Griechenland – Griechenland hat sich bei der Nutzung von erneuerbaren Energien für die Stromerzeugung in der weltweiten Spitzengruppe etabliert. Nach aktuellen Daten liegt der griechische Anteil an grüner Energie nun doppelt so hoch wie der europäische Durchschnitt und fast dreimal so hoch wie der weltweite Mittelwert. Dies geht aus der jährlichen globalen Stromübersicht des energiewirtschaftlichen Thinktanks Ember hervor, die die Entwicklungen der Stromerzeugung aus 215 Ländern für das Jahr 2025 analysiert.
Das Wichtigste auf einen Blick
- Griechenland belegt weltweit den dritten Platz bei der Stromerzeugung aus Solarenergie.
- Der Anteil von Solarstrom im nationalen Strommix stieg auf 22 Prozent.
- Bei der Windenergie erreicht das Land global den neunten Rang.
- 2025 war weltweit das erste Jahr seit 2020 ohne Wachstum bei fossilen Brennstoffen.
Solarstrom und Windkraft: Die genauen Platzierungen im Strommix
Die detaillierte Auswertung zeigt eine deutliche Steigerung der griechischen Photovoltaik-Kapazitäten. Der Anteil der Solarenergie am nationalen Strommix stieg im Jahr 2025 auf 22 Prozent, verglichen mit noch 20 Prozent im Vorjahr. Damit sichert sich Griechenland weltweit den dritten Platz hinter Ungarn mit 27 Prozent und Chile mit 25 Prozent. Zum Vergleich: Der globale Durchschnitt liegt bei lediglich 8,7 Prozent, während die Europäische Union einen Wert von 13,1 Prozent erreicht. Auch in der Pro-Kopf-Erzeugung von Solarstrom positioniert sich das Land stark und belegt mit jährlich 1300 Kilowattstunden den sechsten Platz im internationalen Ranking.
Ähnlich positive Ergebnisse verzeichnet der Sektor der Windkraft, der in den vergangenen Jahren kontinuierlich ausgebaut wurde. Mit einem Anteil von 20 Prozent an der gesamten nationalen Stromerzeugung belegt Griechenland den neunten Platz auf globaler Ebene.

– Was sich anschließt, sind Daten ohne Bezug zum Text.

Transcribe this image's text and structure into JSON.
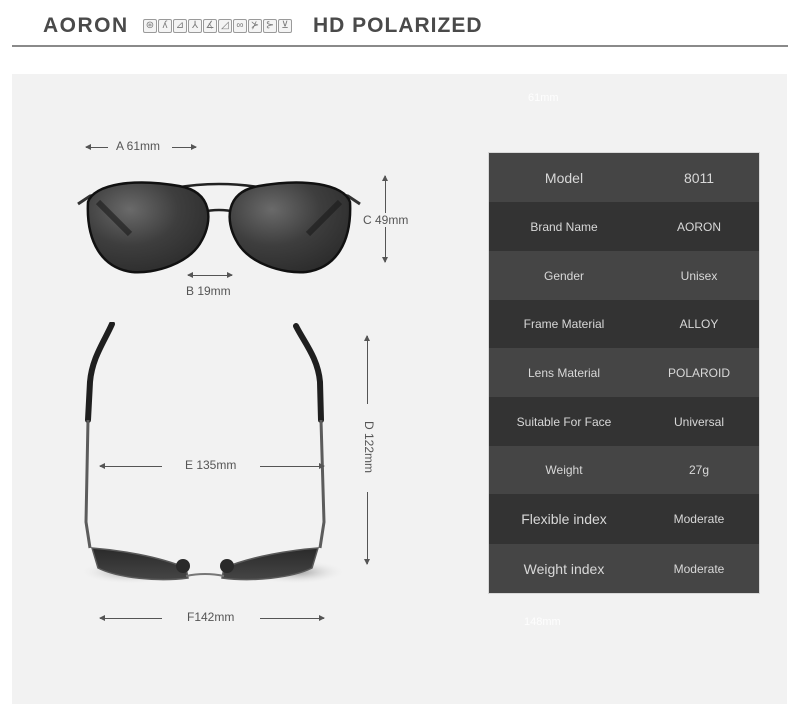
{
  "header": {
    "brand": "AORON",
    "tagline": "HD POLARIZED",
    "sport_icons": [
      {
        "name": "driving-icon",
        "glyph": "⊛"
      },
      {
        "name": "running-icon",
        "glyph": "🏃"
      },
      {
        "name": "sailing-icon",
        "glyph": "⛵"
      },
      {
        "name": "skiing-icon",
        "glyph": "⛷"
      },
      {
        "name": "climbing-icon",
        "glyph": "🧗"
      },
      {
        "name": "fishing-icon",
        "glyph": "🎣"
      },
      {
        "name": "cycling-icon",
        "glyph": "🚲"
      },
      {
        "name": "skating-icon",
        "glyph": "⛸"
      },
      {
        "name": "snowboard-icon",
        "glyph": "🏂"
      },
      {
        "name": "golf-icon",
        "glyph": "⛳"
      }
    ]
  },
  "ghost_labels": {
    "top": "61mm",
    "bottom": "148mm"
  },
  "dimensions": {
    "a": "A 61mm",
    "b": "B 19mm",
    "c": "C 49mm",
    "d": "D 122mm",
    "e": "E 135mm",
    "f": "F142mm"
  },
  "specs": [
    {
      "label": "Model",
      "value": "8011"
    },
    {
      "label": "Brand Name",
      "value": "AORON"
    },
    {
      "label": "Gender",
      "value": "Unisex"
    },
    {
      "label": "Frame Material",
      "value": "ALLOY"
    },
    {
      "label": "Lens Material",
      "value": "POLAROID"
    },
    {
      "label": "Suitable For Face",
      "value": "Universal"
    },
    {
      "label": "Weight",
      "value": "27g"
    },
    {
      "label": "Flexible index",
      "value": "Moderate"
    },
    {
      "label": "Weight index",
      "value": "Moderate"
    }
  ]
}
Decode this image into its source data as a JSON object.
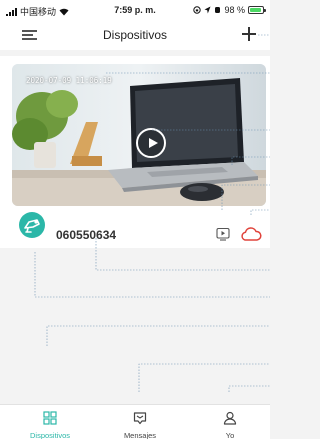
{
  "status_bar": {
    "carrier": "中国移动",
    "time": "7:59 p. m.",
    "battery_percent": "98 %"
  },
  "header": {
    "title": "Dispositivos"
  },
  "device": {
    "timestamp": "2020-07-09 11:06:19",
    "id": "060550634"
  },
  "tabs": [
    {
      "label": "Dispositivos",
      "icon": "grid-icon",
      "active": true
    },
    {
      "label": "Mensajes",
      "icon": "message-icon",
      "active": false
    },
    {
      "label": "Yo",
      "icon": "person-icon",
      "active": false
    }
  ],
  "colors": {
    "accent": "#2bb7a8",
    "cloud": "#e0433b",
    "battery": "#4cd964"
  }
}
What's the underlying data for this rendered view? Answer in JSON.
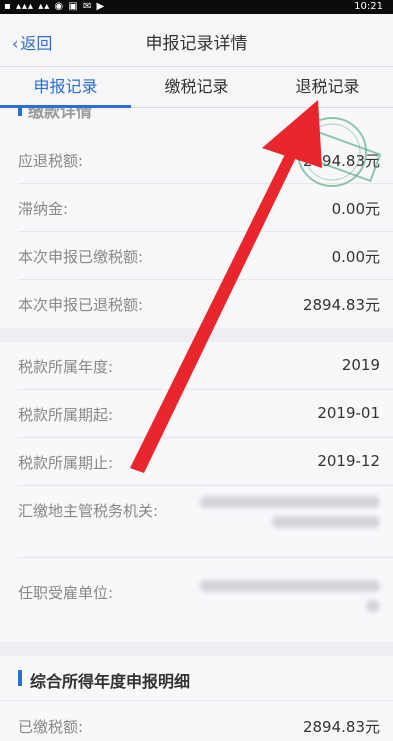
{
  "status": {
    "time": "10:21"
  },
  "nav": {
    "back_label": "返回",
    "title": "申报记录详情"
  },
  "tabs": [
    {
      "label": "申报记录"
    },
    {
      "label": "缴税记录"
    },
    {
      "label": "退税记录"
    }
  ],
  "section1": {
    "title": "缴款详情",
    "rows": [
      {
        "label": "应退税额:",
        "value": "2894.83元"
      },
      {
        "label": "滞纳金:",
        "value": "0.00元"
      },
      {
        "label": "本次申报已缴税额:",
        "value": "0.00元"
      },
      {
        "label": "本次申报已退税额:",
        "value": "2894.83元"
      }
    ]
  },
  "section2": {
    "rows": [
      {
        "label": "税款所属年度:",
        "value": "2019"
      },
      {
        "label": "税款所属期起:",
        "value": "2019-01"
      },
      {
        "label": "税款所属期止:",
        "value": "2019-12"
      },
      {
        "label": "汇缴地主管税务机关:",
        "value": ""
      },
      {
        "label": "任职受雇单位:",
        "value": ""
      }
    ]
  },
  "section3": {
    "title": "综合所得年度申报明细",
    "rows": [
      {
        "label": "已缴税额:",
        "value": "2894.83元"
      }
    ]
  },
  "colors": {
    "accent": "#2a6fd3",
    "arrow": "#e8262b",
    "stamp": "#4aa77a"
  },
  "icons": {
    "back": "chevron-left-icon"
  }
}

Hier liegt der weltweite Durchschnitt bei 8,5 Prozent, während der EU-weite Durchschnitt 17,1 Prozent beträgt. Diese Entwicklung unterstreicht die systematische Umstrukturierung des griechischen Energiesektors, der sich bei der heimischen Stromproduktion zunehmend von traditionellen Energiequellen löst.
Globale Wende: Rückgang der fossilen Brennstoffe im Jahr 2025
Die Fortschritte in Griechenland spiegeln einen breiteren internationalen Trend wider. Laut der Untersuchung entwickelten sich saubere Energiequellen weltweit schnell genug, um die gesamte neue Stromnachfrage im Jahr 2025 zu decken. Dadurch konnte ein weiterer Anstieg der Stromerzeugung aus fossilen Brennstoffen abgewendet werden. Historisch gesehen markiert dies das erste Jahr seit 2020 ohne ein Wachstum der fossilen Stromerzeugung und erst das fünfte Jahr in diesem Jahrhundert. Bemerkenswert ist dabei die Entwicklung in China und Indien. Beide Länder, die in der Vergangenheit am stärksten zum globalen Wachstum der fossilen Energieerzeugung beigetragen haben, verzeichneten im Berichtszeitraum einen deutlichen Rückgang, da die Rekordzubauten an sauberer Energie den Nachfrageanstieg übertrafen.
Die treibende Kraft dieser globalen Transformation bleibt die Sonnenenergie. Die Solarenergie deckte im Jahr 2025 drei Viertel des Nettoanstiegs der weltweiten Stromnachfrage ab. Dieser Zuwachs war damit 18-mal größer als jener von Erdgas, welches als einziger fossiler Brennstoff noch ein Wachstum verzeichnete. Um die globale Dimension dieser Verschiebung zu verdeutlichen: Die weltweite Produktion von Solarstrom entspricht mittlerweile exakt dem Volumen der gesamten Stromnachfrage der Europäischen Union.